Eu não disse?
Era como se tivesse nascido com o dom de duvidar. Desde que entendeu palavras, olhava fundo nos olhos de quem falava, e sentia um mal estar quando havia hipocrisia ou mentira. Ciro cresceu como líder de um grupo de sete crianças, parentes quase da mesma idade, todos vizinhos que brincavam juntos. Era ele quem propunha as brincadeiras, ele quem sempre levava a culpa quando ultrapassavam limites, mas poucas vezes apanhou por engano. Os pais sabiam que tudo o que proibiam, ele incitava as crianças a transgredir.
Naquele ano, novembro, quando começaram a anunciar as festas natalinas, Ciro resolveu alertar os irmãos e primos: Papai Noel não existe, não existe… No entanto, seus argumentos eram fracos diante da carga publicitária que as televisões despejavam nas crianças e nos pais. Criançada burra! Já as havia convencido de que não havia Coelho da Páscoa, mas continuavam resistindo a qualquer novidade. Teria de provar. Dedicou-se, então, a observar o movimento dos pais. Quando saíam num horário fora do rotineiro ele ficava de olho, e via quando voltavam carregando pacotes embrulhados para presente. Faltava descobrir onde eram escondidos. Como a ceia aconteceria em sua casa, todos viriam, e como o ritual era apresentar os presentes à meia-noite, deviam ter escondido os brinquedos lá, mas onde?
Poucos dias antes da festa, viu sua mãe descer do ônibus com um embrulho grande. Segui-a de longe. Ela entrou pelo fundo e se dirigiu à edícula no quintal, deu uma olhada ao redor para certificar-se de que ninguém a via, entrou. Ciro rodeou a edícula até ver pela janela quando ela subiu numa escada, abriu o alçapão e colocou o embrulho no sótão.

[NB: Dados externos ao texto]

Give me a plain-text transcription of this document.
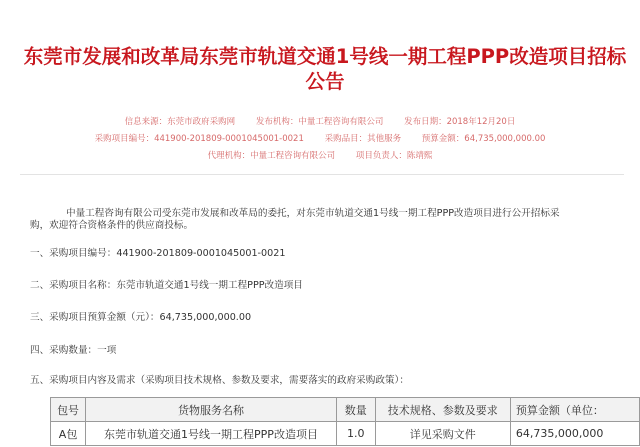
东莞市发展和改革局东莞市轨道交通1号线一期工程PPP改造项目招标公告
信息来源：东莞市政府采购网 发布机构：中量工程咨询有限公司 发布日期：2018年12月20日
采购项目编号：441900-201809-0001045001-0021 采购品目：其他服务 预算金额：64,735,000,000.00
代理机构：中量工程咨询有限公司 项目负责人：陈靖熙
中量工程咨询有限公司受东莞市发展和改革局的委托，对东莞市轨道交通1号线一期工程PPP改造项目进行公开招标采
购，欢迎符合资格条件的供应商投标。
一、采购项目编号：441900-201809-0001045001-0021
二、采购项目名称：东莞市轨道交通1号线一期工程PPP改造项目
三、采购项目预算金额（元）：64,735,000,000.00
四、采购数量：一项
五、采购项目内容及需求（采购项目技术规格、参数及要求，需要落实的政府采购政策）：
包号	货物服务名称	数量	技术规格、参数及要求	预算金额（单位：
A包	东莞市轨道交通1号线一期工程PPP改造项目	1.0	详见采购文件	64,735,000,000
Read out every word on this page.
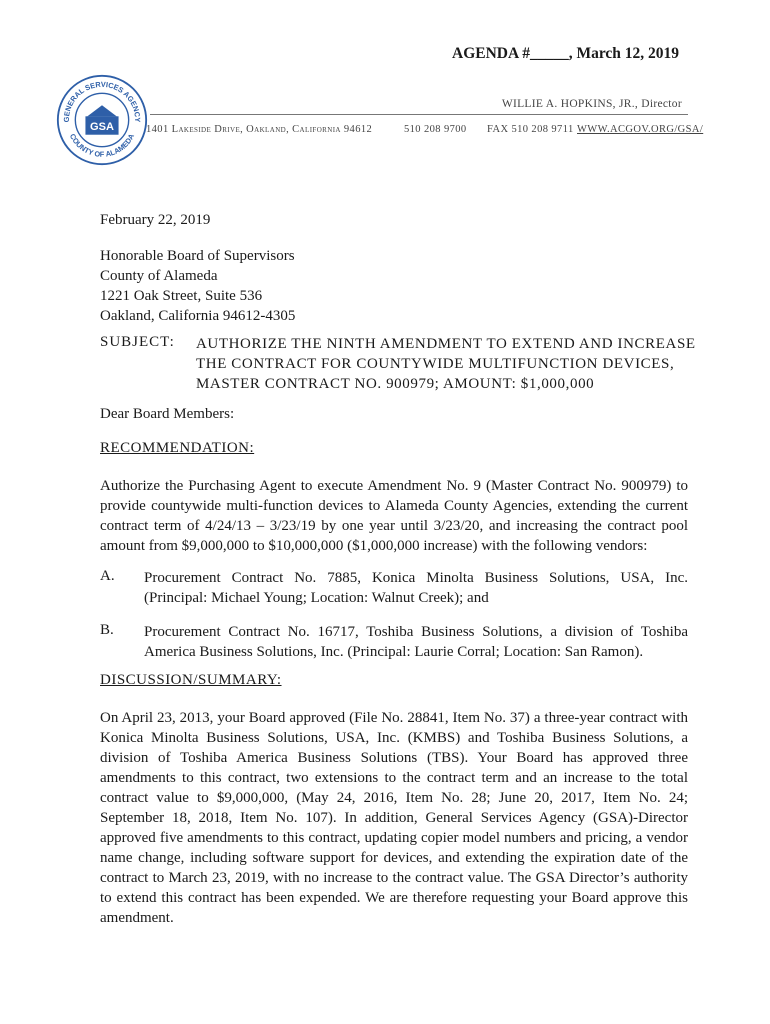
AGENDA #_____, March 12, 2019
GENERAL SERVICES AGENCY
COUNTY OF ALAMEDA
GSA
WILLIE A. HOPKINS, JR., Director
1401 Lakeside Drive, Oakland, California 94612	510 208 9700 FAX 510 208 9711 WWW.ACGOV.ORG/GSA/
February 22, 2019
Honorable Board of Supervisors
County of Alameda
1221 Oak Street, Suite 536
Oakland, California 94612-4305
SUBJECT: AUTHORIZE THE NINTH AMENDMENT TO EXTEND AND INCREASE THE CONTRACT FOR COUNTYWIDE MULTIFUNCTION DEVICES, MASTER CONTRACT NO. 900979; AMOUNT: $1,000,000
Dear Board Members:
RECOMMENDATION:
Authorize the Purchasing Agent to execute Amendment No. 9 (Master Contract No. 900979) to provide countywide multi-function devices to Alameda County Agencies, extending the current contract term of 4/24/13 – 3/23/19 by one year until 3/23/20, and increasing the contract pool amount from $9,000,000 to $10,000,000 ($1,000,000 increase) with the following vendors:
A. Procurement Contract No. 7885, Konica Minolta Business Solutions, USA, Inc. (Principal: Michael Young; Location: Walnut Creek); and
B. Procurement Contract No. 16717, Toshiba Business Solutions, a division of Toshiba America Business Solutions, Inc. (Principal: Laurie Corral; Location: San Ramon).
DISCUSSION/SUMMARY:
On April 23, 2013, your Board approved (File No. 28841, Item No. 37) a three-year contract with Konica Minolta Business Solutions, USA, Inc. (KMBS) and Toshiba Business Solutions, a division of Toshiba America Business Solutions (TBS). Your Board has approved three amendments to this contract, two extensions to the contract term and an increase to the total contract value to $9,000,000, (May 24, 2016, Item No. 28; June 20, 2017, Item No. 24; September 18, 2018, Item No. 107). In addition, General Services Agency (GSA)-Director approved five amendments to this contract, updating copier model numbers and pricing, a vendor name change, including software support for devices, and extending the expiration date of the contract to March 23, 2019, with no increase to the contract value. The GSA Director’s authority to extend this contract has been expended. We are therefore requesting your Board approve this amendment.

Noite de Natal. Os parentes chegaram para a ceia trazendo suas crianças. Enquanto brincavam, Ciro prometeu-lhes que naquela noite provaria que o Papai Noel não existia. Ninguém ligou, doidos pra que o Papai Noel chegasse logo e lhes desse os brinquedos de seus sonhos… Mereciam ser enganados! Mas depois de tanto trabalho para desvendar o esconderijo na edícula, não ia deixar barato. Embora não merecessem, era uma questão de honra, detestava ser chamado de mentiroso e decidiu esfregar a verdade na cara delas. Inventou uma brincadeira que deveria acontecer na edícula…
Pouco tempo depois: Eu não disse?!
Os adultos interromperam a ceia e foram ver por que as crianças faziam tanta algazarra no quintal – abriam os presentes.
Ciro ficou de castigo sem ganhar seus presentes.